И возникают беги дней,
Существований перемены,
Как брызги бешеных огней
В водоворотах белой пены.
Прошлое еще впереди.
Поспешно время, ярки и отлоги
тропинки дней — идешь и вспоминаешь по дороге,—
сколь многое оставил ты на ней.
Во второй половине семидесятых один из миров Ли — мир его общения с Хранителями его Судьбы, мир его Предназначения стал, как ему казалось, опять понемногу отходить на второй и третий планы. И только заметив это, он еще раз ощутил, как много значила для него причастность к этому миру, от объятий которого он иногда так настойчиво стремился освободиться в свои молодые годы.
Из-за этих своих постоянных раздумий он даже стал невнимателен и пассивен в своем «открытом» мире и, начав потихоньку «отодвигаться» от Сани, даже не подумал о ее замене, хотя к этому времени мир невидимых и даже запретных чувственных связей, возникший в нем еще в детские годы — годы их с Тиной тайной любви — и, казалось, ушедший из его реальной жизни в область души и памяти вместе с Тиной и Рахмой, вдруг возродился и стал ему необходимым по-человечески, а не по прихотям Хранителей его Судьбы.
Именно в период его глубоких раздумий о «капризах» его внутренних миров, в мире людей, в той его части, к которой относился внешний мир Ли, произошла одна из крупнейших строительных аварий, и Ли была поручена ликвидация ее последствий.
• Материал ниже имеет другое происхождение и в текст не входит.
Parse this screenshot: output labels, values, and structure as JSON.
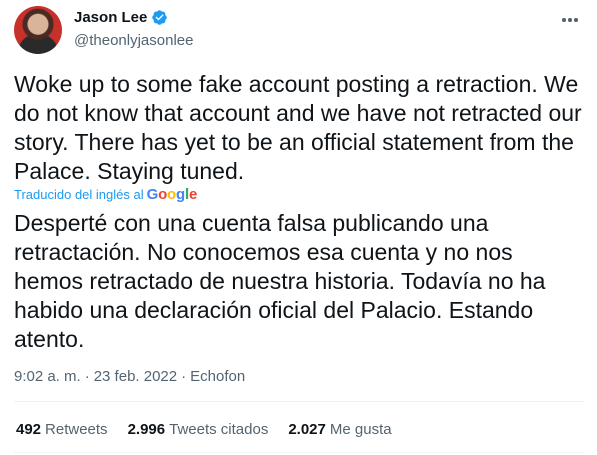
{
  "author": {
    "name": "Jason Lee",
    "handle": "@theonlyjasonlee",
    "verified_color": "#1d9bf0"
  },
  "tweet": {
    "text": "Woke up to some fake account posting a retraction. We do not know that account and we have not retracted our story. There has yet to be an official statement from the Palace. Staying tuned.",
    "translated_label": "Traducido del inglés al",
    "translation_provider": "Google",
    "translation": "Desperté con una cuenta falsa publicando una retractación. No conocemos esa cuenta y no nos hemos retractado de nuestra historia. Todavía no ha habido una declaración oficial del Palacio. Estando atento."
  },
  "meta": {
    "time": "9:02 a. m.",
    "separator": "·",
    "date": "23 feb. 2022",
    "source": "Echofon"
  },
  "stats": {
    "retweets_count": "492",
    "retweets_label": "Retweets",
    "quotes_count": "2.996",
    "quotes_label": "Tweets citados",
    "likes_count": "2.027",
    "likes_label": "Me gusta"
  },
  "icons": {
    "more": "more-options-icon",
    "verified": "verified-badge-icon"
  },
  "colors": {
    "link": "#1d9bf0",
    "secondary": "#536471",
    "text": "#0f1419"
  }
}
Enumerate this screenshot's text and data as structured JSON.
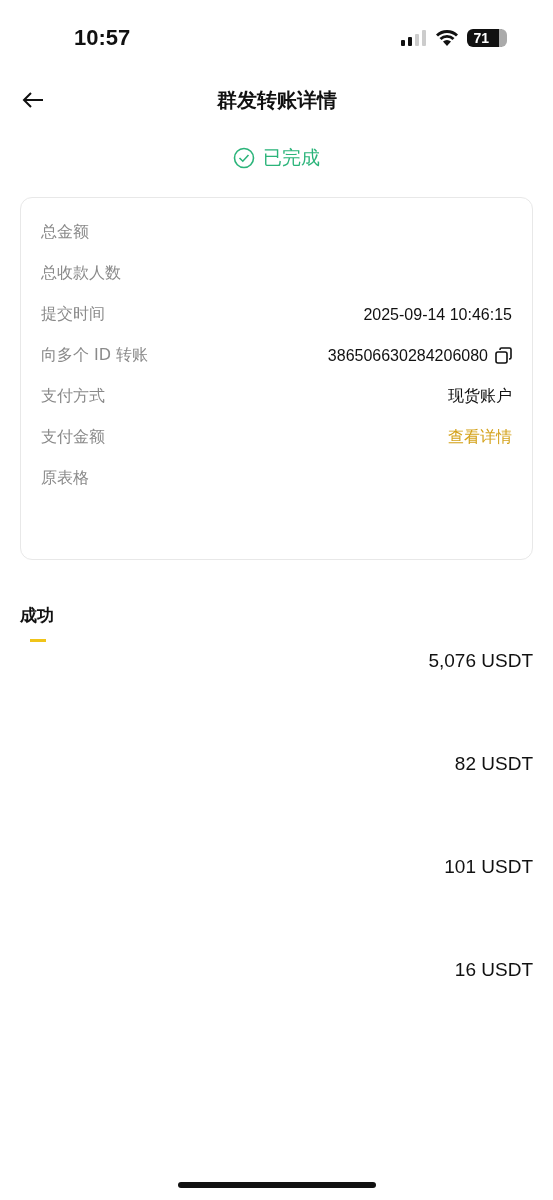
{
  "status_bar": {
    "time": "10:57",
    "battery": "71"
  },
  "header": {
    "title": "群发转账详情"
  },
  "status": {
    "label": "已完成"
  },
  "details": [
    {
      "label": "总金额",
      "kind": "hidden"
    },
    {
      "label": "总收款人数",
      "kind": "hidden"
    },
    {
      "label": "提交时间",
      "kind": "text",
      "value": "2025-09-14 10:46:15"
    },
    {
      "label": "向多个 ID 转账",
      "kind": "copy",
      "value": "386506630284206080"
    },
    {
      "label": "支付方式",
      "kind": "text",
      "value": "现货账户"
    },
    {
      "label": "支付金额",
      "kind": "link",
      "value": "查看详情"
    },
    {
      "label": "原表格",
      "kind": "hidden"
    }
  ],
  "tabs": [
    {
      "label": "成功",
      "selected": true
    }
  ],
  "recipients": [
    {
      "amount": "5,076 USDT"
    },
    {
      "amount": "82 USDT"
    },
    {
      "amount": "101 USDT"
    },
    {
      "amount": "16 USDT"
    }
  ]
}
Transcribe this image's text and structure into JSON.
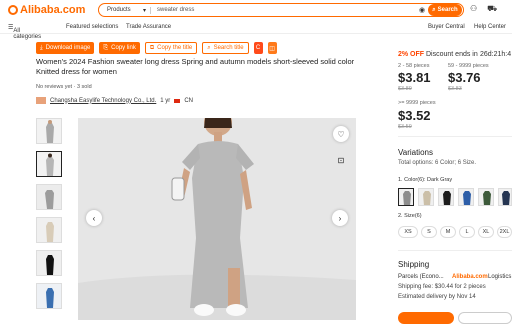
{
  "header": {
    "logo_text": "Alibaba.com",
    "search_category": "Products",
    "search_query": "sweater dress",
    "search_button": "Search",
    "accent_color": "#ff6a00"
  },
  "nav": {
    "all_categories": "All categories",
    "featured": "Featured selections",
    "trade": "Trade Assurance",
    "buyer_central": "Buyer Central",
    "help_center": "Help Center"
  },
  "toolbar": {
    "download": "Download image",
    "copy_link": "Copy link",
    "copy_title": "Copy the title",
    "search_title": "Search title"
  },
  "product": {
    "title": "Women's 2024 Fashion sweater long dress Spring and autumn models short-sleeved solid color Knitted dress for women",
    "reviews": "No reviews yet · 3 sold",
    "supplier": "Changsha Easylife Technology Co., Ltd.",
    "supplier_years": "1 yr",
    "country": "CN"
  },
  "pricing": {
    "discount": "2% OFF",
    "discount_label": "Discount ends in",
    "countdown": "26d:21h:4",
    "tiers": [
      {
        "range": "2 - 58 pieces",
        "price": "$3.81",
        "old": "$3.89"
      },
      {
        "range": "59 - 9999 pieces",
        "price": "$3.76",
        "old": "$3.83"
      }
    ],
    "top_range": ">= 9999 pieces",
    "top_price": "$3.52",
    "top_old": "$3.59"
  },
  "variations": {
    "heading": "Variations",
    "total": "Total options: 6 Color; 6 Size.",
    "color_label": "1. Color(6): Dark Gray",
    "size_label": "2. Size(6)",
    "sizes": [
      "XS",
      "S",
      "M",
      "L",
      "XL",
      "2XL"
    ]
  },
  "shipping": {
    "heading": "Shipping",
    "method": "Parcels (Econo...",
    "logistics_brand": "Alibaba.com",
    "logistics_word": "Logistics",
    "fee": "Shipping fee: $30.44 for 2 pieces",
    "delivery": "Estimated delivery by Nov 14"
  }
}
Это поручение потребовало частых выездов на «объект» и на различные заводы и предприятия, и Ли был так озабочен «вписыванием» всего этого в свой семейный быт, что не сразу обратил внимание на то, что одна из молодых чертежниц-конструкторов, двадцатилетняя Лина, привлеченная к проектным работам, связанным с этой аварией, не отодвигалась, когда Ли подходил к ее доске, чтобы посмотреть чертеж, и он был вынужден плотно прижиматься к ее плечу и крутому бедру. Лишь однажды, когда он почему-то проснулся на рассвете, его тело и подсознание напомнили ему об упругости ее форм, и это воспоминание разбудило желание, а желание заставило отвердеть то, что было мягким, но вскоре пришло время вставать, и в толпе утренних дел и забот он сразу же забыл об этой сладкой минуте. Причем забыл настолько, что не вспомнил о ней даже когда они случайно оказались в одно и то же время на объекте. Там его обычно рвали на части и не отпускали с площадки строительства допоздна, и поэтому, вдруг увидев там же Лину, что-то сверявшую с чертежом, он дал ей ключ от своего номера, перечислив, что ему купить на ужин, и попросил, оставив еду в номере, отдать ключ дежурной, так как он вернется часов в десять вечера, если не позже.